Several Apple resellers are marketing Intel-based Mac desktops and portables with Windows XP pre-installed, but Apple Computer Inc. reiterated that it has no intention of following their lead.
The resellers, which include a small Utah-based company and a major California computer online warehouse, are bundling Windows XP with standard Macintosh models, and pre-installing the Microsoft operating system using the Boot Camp dual-boot application that Apple released earlier this month.
ExperCom is touting a $2,029 MacBook Pro with Windows XP Home pre-loaded; the price is just $35 above the Apple price for the portable. Meanwhile, ClubMac.com, MacMall.com, and OnSale.com -- all three part of Torrance, Calif.-based PC Mall -- list MacBook Pro, iMac, and Mac mini machines with XP Home or XP Professional installed. Windows XP Home bumps up the usual price of the computer by $100, while XP Professional costs an additional $150.
Retail prices for Windows XP Home are in the $190-198 range.
A sales representative from MacMall told TechWeb that users can select the size of the disk partition assigned to Windows XP during the ordering process.
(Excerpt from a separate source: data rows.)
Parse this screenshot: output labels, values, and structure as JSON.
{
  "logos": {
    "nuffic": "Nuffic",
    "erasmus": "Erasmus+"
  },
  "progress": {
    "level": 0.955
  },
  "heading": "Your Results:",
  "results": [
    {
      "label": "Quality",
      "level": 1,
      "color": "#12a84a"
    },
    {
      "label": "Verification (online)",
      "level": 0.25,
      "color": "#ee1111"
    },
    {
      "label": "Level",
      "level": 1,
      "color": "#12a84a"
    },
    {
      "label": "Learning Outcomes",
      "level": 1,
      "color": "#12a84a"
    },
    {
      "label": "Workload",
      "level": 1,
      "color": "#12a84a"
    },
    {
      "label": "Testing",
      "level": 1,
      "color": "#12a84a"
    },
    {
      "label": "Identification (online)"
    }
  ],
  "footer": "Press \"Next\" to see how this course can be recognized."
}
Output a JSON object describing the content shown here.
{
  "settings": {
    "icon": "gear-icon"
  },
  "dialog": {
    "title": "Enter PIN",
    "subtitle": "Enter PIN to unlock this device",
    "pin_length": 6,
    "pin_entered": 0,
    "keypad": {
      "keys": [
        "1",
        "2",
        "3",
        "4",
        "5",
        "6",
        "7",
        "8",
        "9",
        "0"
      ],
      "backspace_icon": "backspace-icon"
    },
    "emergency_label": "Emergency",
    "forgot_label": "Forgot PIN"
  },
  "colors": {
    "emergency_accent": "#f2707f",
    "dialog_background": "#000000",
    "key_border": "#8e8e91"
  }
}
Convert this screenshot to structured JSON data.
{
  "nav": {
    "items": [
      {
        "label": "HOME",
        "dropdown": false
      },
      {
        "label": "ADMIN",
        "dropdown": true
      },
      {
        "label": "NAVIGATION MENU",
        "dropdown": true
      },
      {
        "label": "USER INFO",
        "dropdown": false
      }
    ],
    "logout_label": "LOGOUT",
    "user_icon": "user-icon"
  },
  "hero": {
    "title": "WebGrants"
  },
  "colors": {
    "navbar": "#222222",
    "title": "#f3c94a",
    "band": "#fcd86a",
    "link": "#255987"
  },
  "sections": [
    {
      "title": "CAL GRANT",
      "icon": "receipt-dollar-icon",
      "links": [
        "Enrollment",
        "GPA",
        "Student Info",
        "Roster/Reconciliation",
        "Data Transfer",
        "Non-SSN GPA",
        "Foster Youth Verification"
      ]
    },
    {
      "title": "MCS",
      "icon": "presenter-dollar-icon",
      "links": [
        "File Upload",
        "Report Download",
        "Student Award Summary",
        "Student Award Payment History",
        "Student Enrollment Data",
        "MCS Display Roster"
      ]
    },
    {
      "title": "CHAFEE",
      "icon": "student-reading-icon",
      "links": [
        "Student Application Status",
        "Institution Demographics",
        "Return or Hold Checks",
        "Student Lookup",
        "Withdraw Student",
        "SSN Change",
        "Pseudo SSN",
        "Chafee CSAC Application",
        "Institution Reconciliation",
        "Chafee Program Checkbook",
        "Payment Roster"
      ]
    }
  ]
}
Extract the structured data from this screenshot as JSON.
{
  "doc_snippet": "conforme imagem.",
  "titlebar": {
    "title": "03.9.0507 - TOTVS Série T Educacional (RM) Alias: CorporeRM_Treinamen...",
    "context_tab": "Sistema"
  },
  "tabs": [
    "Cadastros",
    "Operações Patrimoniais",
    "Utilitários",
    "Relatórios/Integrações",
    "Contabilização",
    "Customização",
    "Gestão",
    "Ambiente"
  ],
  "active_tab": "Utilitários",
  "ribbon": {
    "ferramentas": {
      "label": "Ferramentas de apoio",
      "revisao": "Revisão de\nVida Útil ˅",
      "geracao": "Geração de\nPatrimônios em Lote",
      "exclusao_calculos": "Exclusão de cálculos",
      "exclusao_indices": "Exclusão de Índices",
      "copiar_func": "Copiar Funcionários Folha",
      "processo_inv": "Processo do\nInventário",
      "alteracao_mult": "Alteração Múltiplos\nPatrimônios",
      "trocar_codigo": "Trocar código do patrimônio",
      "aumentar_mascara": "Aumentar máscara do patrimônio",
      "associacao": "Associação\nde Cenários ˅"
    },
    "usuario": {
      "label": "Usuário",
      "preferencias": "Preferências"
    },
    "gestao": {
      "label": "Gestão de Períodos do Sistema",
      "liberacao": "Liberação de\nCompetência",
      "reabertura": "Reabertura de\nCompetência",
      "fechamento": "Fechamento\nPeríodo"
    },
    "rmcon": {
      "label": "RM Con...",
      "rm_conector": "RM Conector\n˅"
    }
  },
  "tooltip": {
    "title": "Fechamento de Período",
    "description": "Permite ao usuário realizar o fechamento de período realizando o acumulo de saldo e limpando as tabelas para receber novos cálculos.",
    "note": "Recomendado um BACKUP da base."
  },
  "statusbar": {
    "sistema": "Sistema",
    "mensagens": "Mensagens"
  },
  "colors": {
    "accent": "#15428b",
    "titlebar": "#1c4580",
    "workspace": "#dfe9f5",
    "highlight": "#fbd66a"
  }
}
But there are limits to what the resellers will do. "We don't support Windows XP - and neither does Apple," ExperCom said on its site. "We'll install it for you, but, hey, we're Mac people, so we can't help answer Windows questions!" Lengthy disclaimers, primarily about Boot Camp's beta status, also appeared on the ClubMac, MacMall, and OnSale sites.
But Apple's not planning to follow where its resellers have trod. In a Q&A session Wednesday after Apple released its second quarter financial statements, the Cupertino, Calif.-based company's chief financial officer, Peter Oppenheimer, repeated Apple's line about Windows.
"We have no desire or plan to sell or support Windows," said Oppenheimer. "But we think [Boot Camp] makes the Mac more appealing."
The bundling of Windows with Mac was inevitable, said Joe Wilcox, an analyst with JupiterMedia. But he didn't think that the trend will become widespread, and doesn't believe Apple will ever follow suit.
"I see two scenarios," he said. "One, the people who think they might need Windows on a Mac. Now [with Boot Camp] they can be assured they can run Windows if they need to. But there people may never actually buy Windows.
"The second are those who have an absolute, but occasional, need to run Windows. They might be the happy household where one spouse wants a Mac but the other needs Windows to get into the office [network]. These are the people where I see XP pre-installed going," Wilcox said.
It'll be cold day in hell when Apple sells Windows in its retail stores or online. "It's not in Apple's interest to promote Windows" that way, said Wilcox. If Apple did pre-install Windows, it would have to follow the same rules as other OEMs, like Dell and HP, which are required to shoulder the Windows support burden.
But the ability to order a machine ready to run both Mac OS X and Windows XP out of the box may be increasingly attractive as the year goes on, Wilcox argued.
"The sales path is cleared for Apple through 2006. There will be no marketing bang around [Windows] Vista, and Macs are fresh, new, and different.
"So the people who are tired of the same thing, who want to try something new, but realize that the reality is that Windows is everywhere, they may start thinking about a Mac."